Behold (Part 2): Beholding the Unexpected

TO START

This week, we continued with part 2 of “Behold” as we anticipate Christmas. In particular, this series is calling us to consider what it means to behold the news of Immanuel, God with us. So, the aim of each week is to allow God to redirect our attention to where we look and how we look at the good news of Jesus.  But to start each week, we have to come to terms with what’s trying to capture our attention.

  • What’s consumed a lot of your attention this week? 

TO DISCUSS

To start the sermon, Zane mentions that the world around us tries to capitalize on the predictable ways our attention is captured. He even points to the algorithms that tell companies where we will look. But what really matters is that where we look for God tends to be in the most unpredictable places.

  • How do you best behold the news of God when you have parties to attend, gifts to buy, and family to see? How can you better fix your attention on the news of Jesus coming?

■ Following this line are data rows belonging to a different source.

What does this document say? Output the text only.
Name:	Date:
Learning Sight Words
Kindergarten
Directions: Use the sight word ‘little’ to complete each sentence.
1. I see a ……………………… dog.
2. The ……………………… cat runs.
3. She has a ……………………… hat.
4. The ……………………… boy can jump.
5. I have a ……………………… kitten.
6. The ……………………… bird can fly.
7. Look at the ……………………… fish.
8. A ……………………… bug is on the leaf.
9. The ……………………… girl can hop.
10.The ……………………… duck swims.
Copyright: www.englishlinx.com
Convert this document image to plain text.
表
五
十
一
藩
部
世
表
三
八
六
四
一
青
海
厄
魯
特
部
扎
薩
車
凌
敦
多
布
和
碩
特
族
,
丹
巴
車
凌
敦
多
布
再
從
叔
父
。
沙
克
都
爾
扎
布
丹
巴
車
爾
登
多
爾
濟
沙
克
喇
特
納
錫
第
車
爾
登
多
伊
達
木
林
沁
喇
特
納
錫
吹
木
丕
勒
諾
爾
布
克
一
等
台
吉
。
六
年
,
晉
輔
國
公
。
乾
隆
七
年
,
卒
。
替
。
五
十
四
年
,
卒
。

This morning, Zane helped to redirect our attention to Emmanuel through the story of the shepherds. Read Luke 2:8-20

  • The shepherds in the story mirror the men and women in our society who have lost the attention of the majority but are also those whom God has never stopped paying attention to. If God is paying attention to those who no one else in the world pays attention to. Who are the shepherds of our day?

  • What does God showing up in such a majestic way to the shepherds tell us about God? 

Zane argues that God likes gift wrapping and that God is hidden in ways that we would never expect. In particular he says, “Jesus is wrapped (literally) and placed in the world”. Jesus is found among the powerless and that matters. 

  • What moments in your life have you looked back on to realize that God was hidden in ways that you would never expect? A time when you glossed over someone or something only to miss out on God?

  • What is God teaching us through the arrival of Jesus who is not found among the religious elite but who arrives among the powerless?

Prominent Asian-American thinker, Tracy Gee talks about seeing and interpreting God is like finding a dropped contact. If you’ve ever lost a contact, or seen someone lose a contact, they tend to look ridiculous searching for it. They tend to stop everything they’re doing, get on their knees and stare intently. Why? Because unless you look extremely close, you will see right through it thinking there is nothing there at all. 

  • Do you find yourself chasing after God like you would be chasing after a lost contact? What would it look like in your life to stop everything you’re doing and to stare intently to find God? 

  • How much attention do you pay to those who receive the least attention in society? 

To close, Zane argues that a big part of faith is going and seeing and that the shepherds of Jesus’s birth story aren’t passive at all when their attention is captured but rather they actively seek to give their attention to something that deserves the attention of the world. 

  • So, are you ready to “go and see”?  Do you notice the unseen and/or do you actively look and seek relationships with the unseen? Why or why not?

  • What would it look like for you to give your attention to someone who receives very little of your attention? What is something you can do to give attention to those who have very little of your attention? 

TO CLOSE

Give group members the opportunity to share a place, person or thing that has the least amount of their attention whom they will actively give their attention to in this season (if they don’t have an example, invite them to pray for God to show them who or what God is calling them to pay attention to).  

Pray over these things and then close with this prayer from the Attention Calendar:

God with us, may we behold you in all things, in all moments, in all people and in all places.